Le Libanda pourrait être un autre ascendant. Comme pour la lutte libre, elle est pratiquée dans un cercle et le but est de mettre son adversaire au sol en utilisant la totalité du corps et en s’aidant d’une grande variété de prises, projections, balayages, etc. À l’origine, les coups étaient permis (mains, pieds, tête…) mais ceux-ci ont naturellement tendance à être oubliés pendant les entraînements et compétitions. Les deux concurrents vont chercher une faille ou le moment propice en balançant les bras en avant afin d’agripper l’adversaire. Cette lutte s’exécute au rythme des percussions, s’accompagne de chants de bravoure et de défiance, de figures de danse, de pratiques magiques et de l’évocation des anciens. En référence au léopard, symbole du Líbanda, les lutteurs se peignent des taches de peinture blanches sur l’entièreté du corps. Plus qu’un sport de combat, le Líbanda s’apparente aussi à un rite de passage : la victoire est un triomphe sur soi-même. Il est également possible que la capoeira ait été inspirée d’une autre technique de combat des armées du Royaume Kongo (qui comprenait la République démocratique du Congo, le Congo-Brazzaville, l’Angola et le Gabon). Cet art de guerre à main nue était enseigné aux guerriers devant affronter les armées d’occupation et portait le nom de « NGO-LO » (en français, la force de la panthère, celle-ci étant le totem historique du peuple KONGO), selon la Société des Historiens du Congo-Brazzaville.

Personne ne sait exactement. Parce que les populations d’origines africaines se racontent leurs traditions. Parce que les écrits et archives des autorités coloniales décrivant ces pratiques dans le Brésil portugais ont été volontairement détruits lors de l’Indépendance du pays. Ce qui est sûr, c’est que la capoeira est une pratique fondamentalement afro-brésilienne. Parce que les colons portugais n’ont pas systématiquement acculturé la « main d’œuvre importée » et qu’ils ont (dans un premier temps) toléré les manifestations culturelles africaines (contrairement aux propriétaires anglo-saxons qui ont systématiquement cherché à détruire l’identité culturelle des esclaves en dispersant les familles et en interdisant l’usage les idiomes africains dans les plantations).
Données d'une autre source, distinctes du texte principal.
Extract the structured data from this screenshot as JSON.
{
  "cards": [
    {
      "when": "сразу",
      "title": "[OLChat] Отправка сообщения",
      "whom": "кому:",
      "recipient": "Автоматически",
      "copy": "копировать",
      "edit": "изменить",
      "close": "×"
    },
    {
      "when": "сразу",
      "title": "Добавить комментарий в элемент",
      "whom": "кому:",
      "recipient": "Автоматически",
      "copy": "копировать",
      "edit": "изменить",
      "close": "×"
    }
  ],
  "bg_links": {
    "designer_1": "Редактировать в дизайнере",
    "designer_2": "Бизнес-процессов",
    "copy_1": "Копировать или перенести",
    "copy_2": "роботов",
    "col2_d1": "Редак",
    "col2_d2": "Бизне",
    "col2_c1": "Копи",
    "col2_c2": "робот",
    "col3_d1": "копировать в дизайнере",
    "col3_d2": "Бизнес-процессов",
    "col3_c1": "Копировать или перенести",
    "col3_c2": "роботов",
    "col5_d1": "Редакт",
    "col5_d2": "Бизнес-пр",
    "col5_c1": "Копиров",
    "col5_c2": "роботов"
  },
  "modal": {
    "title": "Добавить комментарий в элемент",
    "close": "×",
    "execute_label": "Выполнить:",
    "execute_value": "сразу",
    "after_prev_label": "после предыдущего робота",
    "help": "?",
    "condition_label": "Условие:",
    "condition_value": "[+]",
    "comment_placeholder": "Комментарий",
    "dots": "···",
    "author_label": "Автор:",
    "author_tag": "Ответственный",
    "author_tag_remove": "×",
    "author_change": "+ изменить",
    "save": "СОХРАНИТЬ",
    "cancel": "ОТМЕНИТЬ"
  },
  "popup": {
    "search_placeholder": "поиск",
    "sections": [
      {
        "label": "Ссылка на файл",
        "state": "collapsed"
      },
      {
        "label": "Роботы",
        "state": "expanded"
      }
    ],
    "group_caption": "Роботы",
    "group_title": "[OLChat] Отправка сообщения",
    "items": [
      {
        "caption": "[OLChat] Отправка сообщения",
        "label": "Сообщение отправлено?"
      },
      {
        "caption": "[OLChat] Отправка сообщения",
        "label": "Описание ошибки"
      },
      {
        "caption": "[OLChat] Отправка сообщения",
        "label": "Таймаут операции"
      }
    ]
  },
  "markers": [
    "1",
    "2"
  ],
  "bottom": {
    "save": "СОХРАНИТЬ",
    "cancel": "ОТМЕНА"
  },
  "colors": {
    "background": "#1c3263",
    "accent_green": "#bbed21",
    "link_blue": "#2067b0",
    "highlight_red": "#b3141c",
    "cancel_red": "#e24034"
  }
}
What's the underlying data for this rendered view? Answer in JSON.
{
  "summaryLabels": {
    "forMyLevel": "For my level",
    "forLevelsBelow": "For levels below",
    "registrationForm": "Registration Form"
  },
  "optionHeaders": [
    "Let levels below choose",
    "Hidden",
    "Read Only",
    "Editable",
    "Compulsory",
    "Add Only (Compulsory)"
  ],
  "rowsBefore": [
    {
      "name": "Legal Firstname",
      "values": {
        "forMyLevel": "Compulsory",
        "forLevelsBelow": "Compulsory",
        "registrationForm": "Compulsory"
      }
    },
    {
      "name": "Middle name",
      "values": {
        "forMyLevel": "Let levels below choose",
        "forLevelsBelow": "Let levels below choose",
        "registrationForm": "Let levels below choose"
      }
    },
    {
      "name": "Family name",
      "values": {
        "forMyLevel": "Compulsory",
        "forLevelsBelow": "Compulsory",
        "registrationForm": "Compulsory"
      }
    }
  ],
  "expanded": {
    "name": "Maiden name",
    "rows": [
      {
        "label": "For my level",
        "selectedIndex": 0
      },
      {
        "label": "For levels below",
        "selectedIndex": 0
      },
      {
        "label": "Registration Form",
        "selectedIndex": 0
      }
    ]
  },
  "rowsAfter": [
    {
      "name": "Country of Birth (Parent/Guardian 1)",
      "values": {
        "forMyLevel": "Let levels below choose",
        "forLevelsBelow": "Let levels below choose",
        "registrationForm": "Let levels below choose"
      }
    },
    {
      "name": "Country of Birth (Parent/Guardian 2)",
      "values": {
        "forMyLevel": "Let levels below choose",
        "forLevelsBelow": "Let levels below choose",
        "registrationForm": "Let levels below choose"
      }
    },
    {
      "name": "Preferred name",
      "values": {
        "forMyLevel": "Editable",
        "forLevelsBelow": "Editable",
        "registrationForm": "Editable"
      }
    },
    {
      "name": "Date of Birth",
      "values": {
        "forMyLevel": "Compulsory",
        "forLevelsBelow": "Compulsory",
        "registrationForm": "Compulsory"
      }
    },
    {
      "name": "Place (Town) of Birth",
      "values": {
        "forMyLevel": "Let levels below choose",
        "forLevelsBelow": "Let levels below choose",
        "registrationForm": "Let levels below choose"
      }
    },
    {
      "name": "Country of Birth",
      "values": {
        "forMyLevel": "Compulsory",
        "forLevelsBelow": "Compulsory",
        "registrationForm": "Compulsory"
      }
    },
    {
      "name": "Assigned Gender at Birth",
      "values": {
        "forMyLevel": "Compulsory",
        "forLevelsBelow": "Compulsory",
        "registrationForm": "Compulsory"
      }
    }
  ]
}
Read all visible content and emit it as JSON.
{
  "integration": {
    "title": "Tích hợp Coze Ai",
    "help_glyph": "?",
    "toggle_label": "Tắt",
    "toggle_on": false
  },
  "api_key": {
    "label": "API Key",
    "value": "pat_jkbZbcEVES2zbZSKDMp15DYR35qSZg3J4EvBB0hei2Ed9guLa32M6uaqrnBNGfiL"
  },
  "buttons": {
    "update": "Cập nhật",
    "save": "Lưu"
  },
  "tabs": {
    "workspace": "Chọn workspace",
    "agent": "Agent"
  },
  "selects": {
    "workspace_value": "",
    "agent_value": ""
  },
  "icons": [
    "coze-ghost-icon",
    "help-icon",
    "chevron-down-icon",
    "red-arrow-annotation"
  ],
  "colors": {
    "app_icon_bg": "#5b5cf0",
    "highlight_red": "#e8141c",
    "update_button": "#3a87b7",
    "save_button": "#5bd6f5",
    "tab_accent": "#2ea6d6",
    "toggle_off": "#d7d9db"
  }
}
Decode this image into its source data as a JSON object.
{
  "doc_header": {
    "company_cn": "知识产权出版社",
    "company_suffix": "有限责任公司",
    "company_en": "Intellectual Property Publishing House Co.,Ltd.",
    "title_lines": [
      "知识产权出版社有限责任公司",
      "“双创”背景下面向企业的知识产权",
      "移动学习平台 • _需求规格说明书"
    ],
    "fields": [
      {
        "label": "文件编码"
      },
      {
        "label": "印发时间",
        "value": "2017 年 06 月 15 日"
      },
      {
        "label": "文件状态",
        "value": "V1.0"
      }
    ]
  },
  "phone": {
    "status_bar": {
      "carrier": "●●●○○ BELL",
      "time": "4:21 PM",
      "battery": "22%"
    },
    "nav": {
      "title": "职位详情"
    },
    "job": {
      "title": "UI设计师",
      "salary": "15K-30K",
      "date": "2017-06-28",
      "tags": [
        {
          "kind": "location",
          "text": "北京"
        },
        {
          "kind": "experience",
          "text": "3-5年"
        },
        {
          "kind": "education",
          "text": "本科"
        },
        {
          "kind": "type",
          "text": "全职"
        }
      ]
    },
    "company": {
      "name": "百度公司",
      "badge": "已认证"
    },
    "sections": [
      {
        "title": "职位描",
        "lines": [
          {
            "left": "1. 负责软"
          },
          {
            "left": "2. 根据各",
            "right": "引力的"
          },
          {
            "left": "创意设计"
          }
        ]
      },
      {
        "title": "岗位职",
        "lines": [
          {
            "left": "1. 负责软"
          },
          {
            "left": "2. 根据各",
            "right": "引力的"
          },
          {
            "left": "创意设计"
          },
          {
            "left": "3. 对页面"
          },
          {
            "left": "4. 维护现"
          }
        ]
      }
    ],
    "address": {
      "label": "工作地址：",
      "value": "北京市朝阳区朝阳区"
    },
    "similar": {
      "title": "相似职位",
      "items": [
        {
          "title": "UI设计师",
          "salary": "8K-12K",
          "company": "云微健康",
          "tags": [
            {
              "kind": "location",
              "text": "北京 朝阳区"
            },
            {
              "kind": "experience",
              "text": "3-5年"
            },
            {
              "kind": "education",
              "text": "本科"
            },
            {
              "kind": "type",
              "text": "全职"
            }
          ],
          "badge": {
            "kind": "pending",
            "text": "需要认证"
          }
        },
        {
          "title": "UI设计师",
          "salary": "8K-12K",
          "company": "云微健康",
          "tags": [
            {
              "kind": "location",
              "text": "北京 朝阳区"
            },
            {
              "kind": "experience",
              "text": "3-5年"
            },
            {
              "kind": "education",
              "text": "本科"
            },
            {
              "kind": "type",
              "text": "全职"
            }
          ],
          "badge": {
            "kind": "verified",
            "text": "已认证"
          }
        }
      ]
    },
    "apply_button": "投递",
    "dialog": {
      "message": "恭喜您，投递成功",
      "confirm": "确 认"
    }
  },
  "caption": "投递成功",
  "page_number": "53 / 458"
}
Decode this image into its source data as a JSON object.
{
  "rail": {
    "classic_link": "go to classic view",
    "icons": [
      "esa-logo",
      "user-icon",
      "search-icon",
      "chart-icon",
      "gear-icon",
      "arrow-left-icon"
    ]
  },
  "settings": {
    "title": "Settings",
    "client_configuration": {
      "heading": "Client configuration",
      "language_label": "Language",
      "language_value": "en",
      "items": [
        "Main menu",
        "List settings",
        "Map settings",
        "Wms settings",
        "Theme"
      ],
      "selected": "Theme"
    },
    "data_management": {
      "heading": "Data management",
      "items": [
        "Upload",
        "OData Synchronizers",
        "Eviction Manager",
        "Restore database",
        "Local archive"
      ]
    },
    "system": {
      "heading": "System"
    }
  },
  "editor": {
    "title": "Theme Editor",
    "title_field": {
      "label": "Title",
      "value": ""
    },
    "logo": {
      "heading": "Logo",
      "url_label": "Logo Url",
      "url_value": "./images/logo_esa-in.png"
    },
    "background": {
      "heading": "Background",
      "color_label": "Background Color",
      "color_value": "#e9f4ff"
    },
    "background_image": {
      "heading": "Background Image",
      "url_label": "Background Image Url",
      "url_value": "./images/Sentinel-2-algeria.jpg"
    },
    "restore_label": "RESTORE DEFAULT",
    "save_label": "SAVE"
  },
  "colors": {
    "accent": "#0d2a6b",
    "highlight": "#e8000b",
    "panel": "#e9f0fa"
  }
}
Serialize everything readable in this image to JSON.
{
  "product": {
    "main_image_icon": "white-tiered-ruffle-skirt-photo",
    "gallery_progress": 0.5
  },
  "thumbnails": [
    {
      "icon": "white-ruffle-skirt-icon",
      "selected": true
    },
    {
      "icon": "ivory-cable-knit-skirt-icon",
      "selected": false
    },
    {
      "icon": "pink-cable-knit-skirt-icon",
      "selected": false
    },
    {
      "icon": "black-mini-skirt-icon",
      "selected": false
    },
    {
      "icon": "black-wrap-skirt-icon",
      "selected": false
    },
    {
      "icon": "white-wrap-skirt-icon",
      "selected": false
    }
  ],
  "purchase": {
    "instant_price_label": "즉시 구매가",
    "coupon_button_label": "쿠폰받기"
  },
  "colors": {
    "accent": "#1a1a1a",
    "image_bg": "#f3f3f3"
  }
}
La capoeira serait née dans les Senzalas (une Senzala était un grand logement destiné aux esclaves qui travaillaient à l’époque du Brésil colonial dans les fabriques de cannes à sucre) et les Quilombos (un Quilombo, du mot kilombo en Kimbundu, est une terre de l’arrière-pays brésilien et est fondé par des personnes d’origine africaine ; la plupart des habitants de quilombos étaient des esclaves fuyant les plantations) du Brésil coloniale avant d’investir les Favelas, rythmée à l’origine par les percussions.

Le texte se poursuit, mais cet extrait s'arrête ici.